Back in the day docs did 24-hour call and in some places they still do. Times have changed. Expectations to have a fulfilling family life have taken precedence. But there are docs out there who still do it all. And kudos to them.

I had to come to terms with the fact that I can’t do it all. I’d love to, but there are not enough hours in the day to be Superdoc, Superwife, Supermom, Supersis, Superauntie, and Superfriend.

There is a fleeting moment of guilt when I discover that one of my patients has been admitted to the hospital—the burden on the ER and on the hospitalists, my patient seeing different docs during their hospital stay when it’s already so stressful for them. I rationalize by thinking how great our hospitalists are and how my patient is receiving the best care. But in my heart I know there is nothing like seeing your family doc while you’re in the hospital.
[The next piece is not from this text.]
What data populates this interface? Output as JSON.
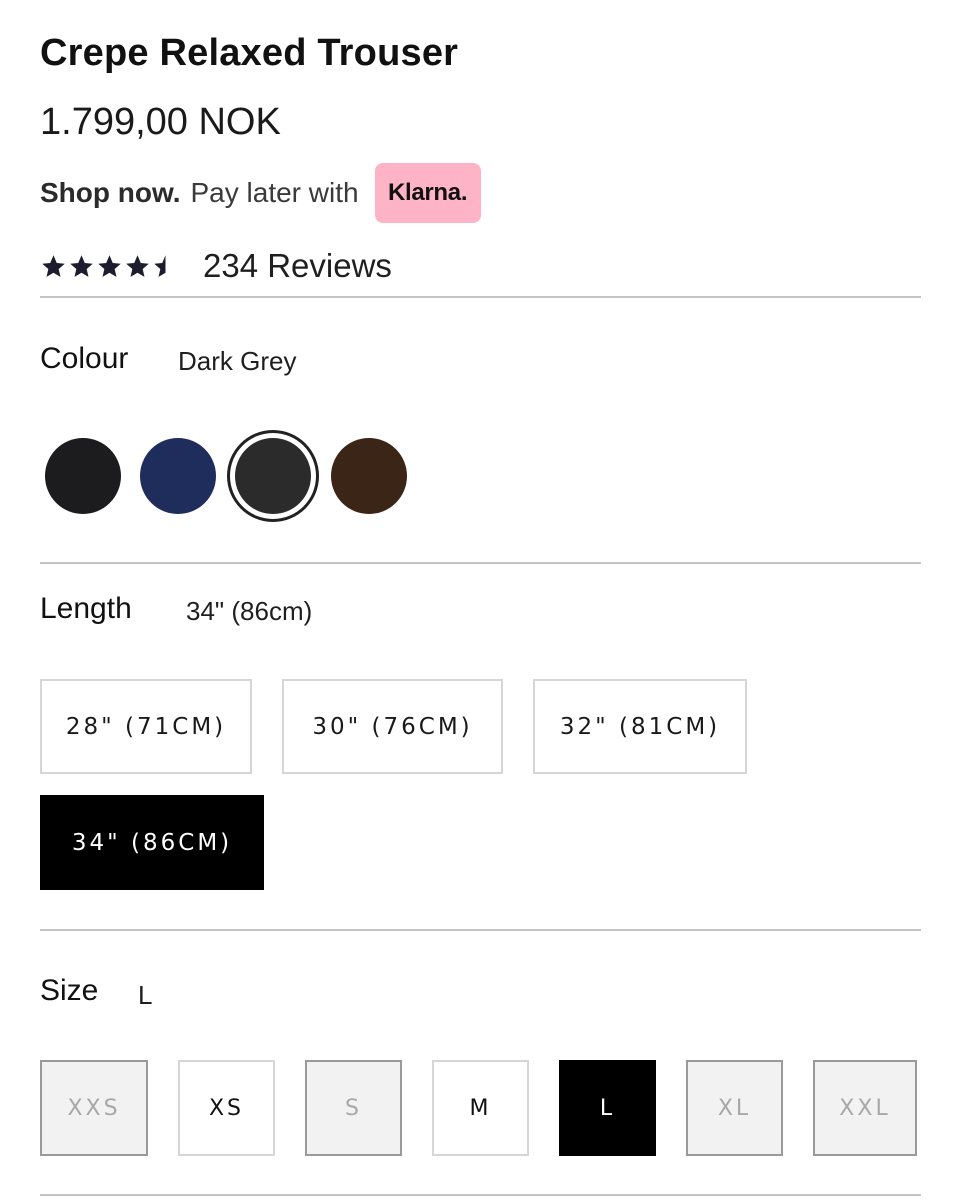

So I am going to start visiting my inpatients once a week. I hope to provide some emotional support to my patients and any additional information I can to the doc looking after them.

But should I feel guilty? I’ve only taken 2 weeks off this year. I have a solo family practice with no locums available. I drag around my faithful computer, with my EMR, everywhere I go, tasking every free moment I get. I do my own call and have my cellphone on me 24/7. I visit patients in their own homes. I’ve adopted the open-access model for patient care at my clinic.

One day, when my daughter is in school, I may return to hospital work. I aspire to one day joining Doctors Without Borders.

I’ve spent my whole life trying to be Super Jeeves. But now I realize my happiness and self-contentment translates into healthy relationships with my family, friends, and patients. Life is like riding a bicycle. You can coast, brake, or go full speed ahead. But you always need balance.
—JKC

Jeevyn K. Chahal, MD. Quest for Superdoc. BCMJ, Vol. 58, No. 9, November, 2016, Page(s) 495 - Editorials.